There have been cultural reasons why this liberating truth about gender relationships has not been fully recognised before, but there are also cultural reasons why, in our day, we can see clearly what the central narrative of the Bible has always been saying: that in Christ there is no longer male and female - not in baptism, and not in ministry.
As with the question of Gentile converts in the past, so with women's ordination today: doctrine does not develop in a vacuum. It is forged in the refining fire of the questions that different cultures pose. This is why it is a missiological as well as a theological question.
Our world looks on in disbelief that we could discriminate against women in this way. But the ordination of women is right not because the world says so, but because we are recognising and disclosing something that has always been there.
Therefore (and this is the part of the argument that it took me longest to come round to), the Church of England does have the authority to make this decision. We have received holy order from the wider, undivided Church, but we are not changing it. A gender-inclusive priesthood is a development of doctrine, not a change to the nature of priesthood itself.
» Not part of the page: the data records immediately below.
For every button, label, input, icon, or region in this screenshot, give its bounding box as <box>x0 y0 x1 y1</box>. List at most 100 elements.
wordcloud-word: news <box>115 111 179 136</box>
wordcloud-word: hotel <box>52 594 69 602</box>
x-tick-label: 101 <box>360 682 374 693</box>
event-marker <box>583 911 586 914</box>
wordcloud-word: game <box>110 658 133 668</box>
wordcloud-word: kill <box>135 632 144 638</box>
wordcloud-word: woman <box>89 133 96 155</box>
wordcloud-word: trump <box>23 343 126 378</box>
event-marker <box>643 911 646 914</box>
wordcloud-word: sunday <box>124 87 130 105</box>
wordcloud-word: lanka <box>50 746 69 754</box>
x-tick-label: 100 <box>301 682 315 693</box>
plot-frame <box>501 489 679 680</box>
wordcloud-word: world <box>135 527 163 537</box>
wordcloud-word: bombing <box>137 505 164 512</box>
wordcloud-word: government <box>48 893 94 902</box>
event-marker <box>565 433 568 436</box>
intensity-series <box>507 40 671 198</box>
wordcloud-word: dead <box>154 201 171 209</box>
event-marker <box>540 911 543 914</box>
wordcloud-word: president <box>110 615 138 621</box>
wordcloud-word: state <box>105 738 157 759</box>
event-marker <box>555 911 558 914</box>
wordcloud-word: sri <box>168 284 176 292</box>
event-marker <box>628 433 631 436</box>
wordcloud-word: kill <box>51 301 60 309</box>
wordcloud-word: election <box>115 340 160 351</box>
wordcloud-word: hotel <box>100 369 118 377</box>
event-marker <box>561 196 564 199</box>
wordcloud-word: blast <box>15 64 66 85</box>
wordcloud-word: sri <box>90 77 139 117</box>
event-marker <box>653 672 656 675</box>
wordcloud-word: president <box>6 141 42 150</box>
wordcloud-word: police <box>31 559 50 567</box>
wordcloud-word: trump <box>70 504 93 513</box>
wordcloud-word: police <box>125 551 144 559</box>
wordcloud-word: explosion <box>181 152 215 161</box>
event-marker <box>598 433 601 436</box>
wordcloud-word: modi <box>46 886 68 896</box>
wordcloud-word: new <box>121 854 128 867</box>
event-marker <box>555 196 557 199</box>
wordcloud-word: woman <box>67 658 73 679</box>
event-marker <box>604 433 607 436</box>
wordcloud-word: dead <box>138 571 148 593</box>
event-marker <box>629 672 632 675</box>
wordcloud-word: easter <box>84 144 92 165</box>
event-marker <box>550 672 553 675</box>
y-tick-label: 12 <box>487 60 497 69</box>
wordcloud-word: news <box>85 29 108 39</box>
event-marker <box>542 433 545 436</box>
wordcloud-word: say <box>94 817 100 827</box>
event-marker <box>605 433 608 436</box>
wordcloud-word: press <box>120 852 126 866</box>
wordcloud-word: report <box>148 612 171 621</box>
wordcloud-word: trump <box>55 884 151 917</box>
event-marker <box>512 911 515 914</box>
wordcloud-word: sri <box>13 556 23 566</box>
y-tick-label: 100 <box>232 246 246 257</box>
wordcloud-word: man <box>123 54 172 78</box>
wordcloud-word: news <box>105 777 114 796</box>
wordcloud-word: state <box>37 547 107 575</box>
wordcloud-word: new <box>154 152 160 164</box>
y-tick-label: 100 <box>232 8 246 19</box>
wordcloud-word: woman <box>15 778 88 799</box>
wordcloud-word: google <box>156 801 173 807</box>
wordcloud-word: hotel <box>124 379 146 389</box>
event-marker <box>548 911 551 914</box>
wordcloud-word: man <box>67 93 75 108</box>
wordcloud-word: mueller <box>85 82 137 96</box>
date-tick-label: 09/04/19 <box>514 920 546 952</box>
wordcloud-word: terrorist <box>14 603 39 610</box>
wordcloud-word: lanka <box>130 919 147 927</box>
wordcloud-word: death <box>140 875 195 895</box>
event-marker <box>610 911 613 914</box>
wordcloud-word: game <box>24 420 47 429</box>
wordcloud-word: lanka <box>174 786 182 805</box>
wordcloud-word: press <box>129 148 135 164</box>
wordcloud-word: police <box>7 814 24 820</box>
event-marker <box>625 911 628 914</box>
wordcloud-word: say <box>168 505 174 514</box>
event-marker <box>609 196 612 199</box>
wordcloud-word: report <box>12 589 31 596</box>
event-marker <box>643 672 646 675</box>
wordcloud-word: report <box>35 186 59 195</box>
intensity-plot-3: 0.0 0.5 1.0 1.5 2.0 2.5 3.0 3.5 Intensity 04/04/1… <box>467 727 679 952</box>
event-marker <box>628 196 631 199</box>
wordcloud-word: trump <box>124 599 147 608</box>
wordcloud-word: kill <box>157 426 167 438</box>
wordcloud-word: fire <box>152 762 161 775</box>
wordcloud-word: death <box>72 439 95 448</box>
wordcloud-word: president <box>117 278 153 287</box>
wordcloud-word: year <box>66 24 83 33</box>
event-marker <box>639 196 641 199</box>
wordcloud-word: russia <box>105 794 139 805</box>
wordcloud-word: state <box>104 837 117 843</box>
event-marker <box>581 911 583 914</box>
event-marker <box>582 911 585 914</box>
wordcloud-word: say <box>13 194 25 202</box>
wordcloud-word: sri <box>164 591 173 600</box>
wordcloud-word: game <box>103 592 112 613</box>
It is right to have women priests. Therefore, it is illogical and theologically inconsistent not to have women bishops as well.
I long for these insights to be shared by the whole Church, as we grow towards greater visible unity. But we already have women bishops in the Anglican Communion. It has not stopped our ecumenical discussion or partnerships - neither will women bishops in the Church of England. Indeed, they will contribute to a wider discernment of God's will for his Church in these matters.
YET I believe that these decisions have to be received by the Church. In my own ministry, I have seen this happen in many situations. I have instituted women incumbents to numerous parishes, knowing that when they celebrate the eucharist, they will be the first women ever to do so in that church.
I have also done this knowing that, although the parish had not passed any resolutions, there were a good number of people in the congregation who were unhappy with what was happening. And yet, time after time, they are won round. They are won round by the calibre, godliness, and humility of the women themselves, but also because, in these matters, we must always let Gamaliel have the last word: if this development is of God, then it cannot be stopped. Not only will it flourish, but in trying to stop it, you run the risk of opposing God himself.
I am slightly embarrassed to admit my own misgivings about the ordination of women, or at least the Church of England's authority to do it. Yes, I did wrestle with the theology, as I continue to do. But, in the end, as well as by the force of the theology, I have been won round by the sheer fruitfulness of women's ministry; of seeing how God is at work in and through their leadership and ministry; and of how this development, at this stage in our history, enables us to speak more coherently and compellingly to the culture that we are called to serve.
It is this culture that poses the question; so the revealing of this truth - that episcopacy belongs to men and women - will enhance the mission of the Church in our day. Male and female bishops working together will reflect God's intention of equality, and beautifully express the new humanity that Christ has given us.
The Rt Revd Stephen Cottrell is the Bishop of Chelmsford.